現金も全部入っていて、クレカもキャッシュカードも、一枚もなくなってなかった。
優しい人が届けてくれたらしい。千日前にも優しい人がいた。難波のみんな、疑ってごめん。

クボは私が財布を受け取るまで、となりでニコニコしていた。「良かったなー!」「こーれ嬉しいでぇ」としきりに言う。多分、私より喜んでいて、ありがたいな、と思った。
退社してから2時間くらいで見つかってしまったので、さすがに申し訳なくなって、「会社に戻ろうかな」と思っていた。まあ心も晴れたし、財布も見つかったし、仕事も残ってるし。ほんと、ひとりじゃなくてよかった。クボに礼を言って、仕事に戻ることを伝えようとしたとき、

「あとはゆっくり休むだけやな!」

と、クボが言った。

あー、こいつってほんと、と思った。

優しいな、とまた言ったら、「いつも助けてくれるから」とまた言っていた。
そのあと、「チームクボの仕事もできるし!」と付け加えていた。チームクボの仕事はやらすんかい。

クボと別れて帰路につく。
知らない道を自転車で走りながら、今日だけの逃避行のことを思い返していた。結局、クボのおかげで良い日になってしまったな。
まだ16時前。そうだ、帰りにスーパーでアイスを買って、家で食べよう。食べ終わったらライブの準備をして、まだみんなが働いてる時間にお風呂に入ろう。たまにはこんな日があってもいい。

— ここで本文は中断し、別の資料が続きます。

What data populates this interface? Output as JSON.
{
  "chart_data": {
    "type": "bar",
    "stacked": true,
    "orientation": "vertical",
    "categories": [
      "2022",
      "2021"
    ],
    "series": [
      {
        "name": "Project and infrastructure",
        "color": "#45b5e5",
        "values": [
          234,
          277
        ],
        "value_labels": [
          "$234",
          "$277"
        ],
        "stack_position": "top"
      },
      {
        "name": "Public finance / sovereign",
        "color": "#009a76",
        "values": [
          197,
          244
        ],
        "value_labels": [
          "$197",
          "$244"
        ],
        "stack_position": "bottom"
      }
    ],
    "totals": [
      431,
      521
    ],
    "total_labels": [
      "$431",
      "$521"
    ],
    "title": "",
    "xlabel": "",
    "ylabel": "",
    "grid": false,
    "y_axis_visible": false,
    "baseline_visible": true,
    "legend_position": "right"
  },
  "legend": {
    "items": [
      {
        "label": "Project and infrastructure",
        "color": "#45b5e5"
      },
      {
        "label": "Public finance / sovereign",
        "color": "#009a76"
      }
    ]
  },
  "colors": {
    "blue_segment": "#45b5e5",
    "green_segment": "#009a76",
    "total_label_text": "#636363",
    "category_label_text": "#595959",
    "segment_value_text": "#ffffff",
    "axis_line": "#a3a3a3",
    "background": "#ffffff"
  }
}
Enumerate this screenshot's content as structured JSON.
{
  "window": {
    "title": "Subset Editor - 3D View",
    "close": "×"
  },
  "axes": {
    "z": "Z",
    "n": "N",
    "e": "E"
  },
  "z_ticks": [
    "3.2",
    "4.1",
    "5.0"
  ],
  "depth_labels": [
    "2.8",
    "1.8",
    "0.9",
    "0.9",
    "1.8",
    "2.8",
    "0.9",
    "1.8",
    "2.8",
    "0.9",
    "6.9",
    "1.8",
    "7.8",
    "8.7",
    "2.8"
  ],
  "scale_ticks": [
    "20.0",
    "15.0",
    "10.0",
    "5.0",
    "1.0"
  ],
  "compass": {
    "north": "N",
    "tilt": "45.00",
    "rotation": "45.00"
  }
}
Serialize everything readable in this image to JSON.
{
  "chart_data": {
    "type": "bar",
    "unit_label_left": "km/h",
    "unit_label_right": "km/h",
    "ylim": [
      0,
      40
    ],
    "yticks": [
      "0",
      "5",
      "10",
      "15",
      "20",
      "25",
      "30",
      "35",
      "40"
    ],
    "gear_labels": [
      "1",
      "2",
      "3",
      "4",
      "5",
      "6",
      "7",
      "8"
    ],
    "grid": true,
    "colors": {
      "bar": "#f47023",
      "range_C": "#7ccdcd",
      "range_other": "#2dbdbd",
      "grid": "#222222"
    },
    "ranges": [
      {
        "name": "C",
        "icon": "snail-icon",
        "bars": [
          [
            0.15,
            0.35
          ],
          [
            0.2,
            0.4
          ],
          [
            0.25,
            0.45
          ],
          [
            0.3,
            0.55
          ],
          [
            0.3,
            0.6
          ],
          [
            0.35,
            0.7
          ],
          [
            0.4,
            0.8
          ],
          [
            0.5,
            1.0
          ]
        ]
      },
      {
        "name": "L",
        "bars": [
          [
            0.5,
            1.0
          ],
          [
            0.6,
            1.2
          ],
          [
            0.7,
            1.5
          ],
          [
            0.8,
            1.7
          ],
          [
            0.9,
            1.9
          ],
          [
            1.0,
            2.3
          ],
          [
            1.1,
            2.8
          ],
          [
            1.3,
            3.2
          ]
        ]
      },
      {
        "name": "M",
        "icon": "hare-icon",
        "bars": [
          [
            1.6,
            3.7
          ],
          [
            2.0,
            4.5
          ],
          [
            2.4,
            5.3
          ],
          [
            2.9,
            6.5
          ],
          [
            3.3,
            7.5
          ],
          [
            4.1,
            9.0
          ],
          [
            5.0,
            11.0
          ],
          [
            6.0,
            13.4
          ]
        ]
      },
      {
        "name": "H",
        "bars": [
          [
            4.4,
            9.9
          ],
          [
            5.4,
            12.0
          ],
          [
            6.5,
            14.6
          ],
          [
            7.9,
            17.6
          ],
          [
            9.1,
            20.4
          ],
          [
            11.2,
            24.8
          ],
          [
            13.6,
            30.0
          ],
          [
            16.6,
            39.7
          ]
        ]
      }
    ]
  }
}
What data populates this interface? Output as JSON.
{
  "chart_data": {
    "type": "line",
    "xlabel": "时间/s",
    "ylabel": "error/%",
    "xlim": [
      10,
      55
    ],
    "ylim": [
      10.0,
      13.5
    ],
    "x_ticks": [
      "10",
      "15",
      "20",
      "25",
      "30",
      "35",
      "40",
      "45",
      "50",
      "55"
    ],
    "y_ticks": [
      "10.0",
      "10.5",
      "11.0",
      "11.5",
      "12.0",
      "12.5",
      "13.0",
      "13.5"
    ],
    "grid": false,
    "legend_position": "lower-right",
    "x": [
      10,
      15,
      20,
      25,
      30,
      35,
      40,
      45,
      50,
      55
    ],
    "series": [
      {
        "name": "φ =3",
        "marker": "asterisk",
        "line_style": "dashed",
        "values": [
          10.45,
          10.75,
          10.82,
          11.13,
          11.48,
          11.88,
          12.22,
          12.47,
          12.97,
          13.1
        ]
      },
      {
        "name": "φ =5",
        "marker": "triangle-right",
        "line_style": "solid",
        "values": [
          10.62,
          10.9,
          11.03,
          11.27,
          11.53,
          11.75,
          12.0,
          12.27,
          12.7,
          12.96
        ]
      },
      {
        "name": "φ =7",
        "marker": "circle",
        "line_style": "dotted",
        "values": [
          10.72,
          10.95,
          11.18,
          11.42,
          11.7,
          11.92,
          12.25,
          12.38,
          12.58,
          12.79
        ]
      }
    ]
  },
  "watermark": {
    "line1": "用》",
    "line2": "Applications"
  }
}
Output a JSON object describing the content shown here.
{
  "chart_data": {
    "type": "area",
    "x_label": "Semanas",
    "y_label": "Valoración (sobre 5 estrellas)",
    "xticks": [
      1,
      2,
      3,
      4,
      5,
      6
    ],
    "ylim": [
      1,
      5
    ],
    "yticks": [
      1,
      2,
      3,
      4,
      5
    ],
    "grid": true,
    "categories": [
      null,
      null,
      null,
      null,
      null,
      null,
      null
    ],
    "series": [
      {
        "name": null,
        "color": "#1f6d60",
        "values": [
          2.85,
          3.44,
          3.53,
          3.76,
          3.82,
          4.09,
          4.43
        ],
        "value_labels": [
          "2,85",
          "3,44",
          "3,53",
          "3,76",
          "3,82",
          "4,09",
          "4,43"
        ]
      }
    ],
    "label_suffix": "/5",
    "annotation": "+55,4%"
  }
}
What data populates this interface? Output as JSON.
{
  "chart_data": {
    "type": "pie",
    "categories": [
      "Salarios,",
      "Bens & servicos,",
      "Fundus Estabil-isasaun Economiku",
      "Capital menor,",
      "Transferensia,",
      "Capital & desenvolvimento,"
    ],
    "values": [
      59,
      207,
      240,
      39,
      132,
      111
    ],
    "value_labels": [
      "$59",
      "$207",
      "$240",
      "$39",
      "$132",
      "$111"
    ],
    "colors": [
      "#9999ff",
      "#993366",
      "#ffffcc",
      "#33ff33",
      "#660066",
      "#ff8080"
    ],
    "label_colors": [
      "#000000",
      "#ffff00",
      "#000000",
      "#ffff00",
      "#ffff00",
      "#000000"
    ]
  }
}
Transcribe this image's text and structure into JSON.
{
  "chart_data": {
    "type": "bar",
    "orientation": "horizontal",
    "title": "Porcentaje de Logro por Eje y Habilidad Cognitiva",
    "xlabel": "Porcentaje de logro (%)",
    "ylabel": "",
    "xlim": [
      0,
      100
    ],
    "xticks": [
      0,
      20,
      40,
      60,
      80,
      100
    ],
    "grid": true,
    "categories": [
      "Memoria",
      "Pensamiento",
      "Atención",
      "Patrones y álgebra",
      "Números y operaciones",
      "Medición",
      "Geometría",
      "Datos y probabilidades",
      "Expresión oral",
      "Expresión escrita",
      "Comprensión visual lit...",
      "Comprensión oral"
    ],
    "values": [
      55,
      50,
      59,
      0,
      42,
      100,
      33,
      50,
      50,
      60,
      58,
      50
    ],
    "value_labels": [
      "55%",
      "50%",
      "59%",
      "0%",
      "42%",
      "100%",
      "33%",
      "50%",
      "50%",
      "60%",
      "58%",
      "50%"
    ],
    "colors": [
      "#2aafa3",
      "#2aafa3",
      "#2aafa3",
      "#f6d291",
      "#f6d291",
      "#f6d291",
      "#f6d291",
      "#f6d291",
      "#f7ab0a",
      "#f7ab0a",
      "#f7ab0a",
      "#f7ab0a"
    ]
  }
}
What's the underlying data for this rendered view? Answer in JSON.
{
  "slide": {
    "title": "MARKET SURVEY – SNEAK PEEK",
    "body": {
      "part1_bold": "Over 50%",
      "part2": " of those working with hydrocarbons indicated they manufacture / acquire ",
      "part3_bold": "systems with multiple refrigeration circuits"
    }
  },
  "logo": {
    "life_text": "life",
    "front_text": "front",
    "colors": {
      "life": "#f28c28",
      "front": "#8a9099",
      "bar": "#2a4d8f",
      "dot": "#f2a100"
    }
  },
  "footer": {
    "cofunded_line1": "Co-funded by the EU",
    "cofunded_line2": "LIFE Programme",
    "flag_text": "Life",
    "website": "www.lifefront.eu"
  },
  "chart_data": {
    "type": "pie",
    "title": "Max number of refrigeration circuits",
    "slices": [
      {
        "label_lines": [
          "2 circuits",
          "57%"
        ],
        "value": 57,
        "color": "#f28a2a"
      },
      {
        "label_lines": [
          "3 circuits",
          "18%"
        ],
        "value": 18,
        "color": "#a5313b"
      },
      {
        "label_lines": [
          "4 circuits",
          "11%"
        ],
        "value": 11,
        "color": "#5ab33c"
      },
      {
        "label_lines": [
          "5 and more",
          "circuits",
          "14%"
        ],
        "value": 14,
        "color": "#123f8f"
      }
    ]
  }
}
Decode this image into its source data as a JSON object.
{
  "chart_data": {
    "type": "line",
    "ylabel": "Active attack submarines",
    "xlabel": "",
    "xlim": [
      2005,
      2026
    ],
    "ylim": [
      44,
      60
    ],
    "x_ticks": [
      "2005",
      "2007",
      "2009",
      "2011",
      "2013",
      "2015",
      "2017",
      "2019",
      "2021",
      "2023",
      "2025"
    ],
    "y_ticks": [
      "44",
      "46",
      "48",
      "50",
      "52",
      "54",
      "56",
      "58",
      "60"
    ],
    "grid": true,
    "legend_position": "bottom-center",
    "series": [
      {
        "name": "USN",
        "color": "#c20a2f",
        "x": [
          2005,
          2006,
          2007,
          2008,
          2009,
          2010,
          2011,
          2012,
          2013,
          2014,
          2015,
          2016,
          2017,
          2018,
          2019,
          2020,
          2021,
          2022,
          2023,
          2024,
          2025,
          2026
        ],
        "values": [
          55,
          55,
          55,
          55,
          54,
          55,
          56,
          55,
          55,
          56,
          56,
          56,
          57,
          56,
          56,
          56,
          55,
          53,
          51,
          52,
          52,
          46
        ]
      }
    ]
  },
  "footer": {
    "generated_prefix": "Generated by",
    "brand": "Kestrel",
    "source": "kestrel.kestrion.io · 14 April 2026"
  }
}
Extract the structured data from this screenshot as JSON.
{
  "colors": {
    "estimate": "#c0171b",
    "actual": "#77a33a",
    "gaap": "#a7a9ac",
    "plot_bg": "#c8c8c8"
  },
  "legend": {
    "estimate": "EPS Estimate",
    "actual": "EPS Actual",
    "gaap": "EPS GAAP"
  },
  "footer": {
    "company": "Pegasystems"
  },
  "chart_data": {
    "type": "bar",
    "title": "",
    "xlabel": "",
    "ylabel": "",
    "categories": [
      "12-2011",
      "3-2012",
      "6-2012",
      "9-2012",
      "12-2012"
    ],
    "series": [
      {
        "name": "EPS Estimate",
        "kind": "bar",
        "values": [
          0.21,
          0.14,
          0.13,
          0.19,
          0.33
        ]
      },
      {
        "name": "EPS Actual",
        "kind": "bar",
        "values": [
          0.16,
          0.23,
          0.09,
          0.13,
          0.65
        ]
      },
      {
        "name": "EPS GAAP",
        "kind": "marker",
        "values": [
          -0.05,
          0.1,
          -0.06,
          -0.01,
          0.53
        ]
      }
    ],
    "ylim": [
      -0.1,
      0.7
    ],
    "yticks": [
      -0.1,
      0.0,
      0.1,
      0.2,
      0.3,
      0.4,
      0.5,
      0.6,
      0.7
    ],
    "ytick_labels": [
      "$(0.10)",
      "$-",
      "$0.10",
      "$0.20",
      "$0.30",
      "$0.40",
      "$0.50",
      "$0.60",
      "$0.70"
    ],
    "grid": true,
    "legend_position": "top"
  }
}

家についてしばらくして、クボに『ありがとう!』と連絡をいれた。すぐ既読がついて、返事が来た。
『とんでも!いま米に醤油とマヨネーズかけて食ってる!元気いっぱい!』

お昼ごはんを奢ってもらったことを心底後悔した。

こいつにまともなもの食べてもらうためにももうちょっと頑張ろう、と思いながら、ちょっと笑って、いつもよりかなりはやめに風呂を沸かした。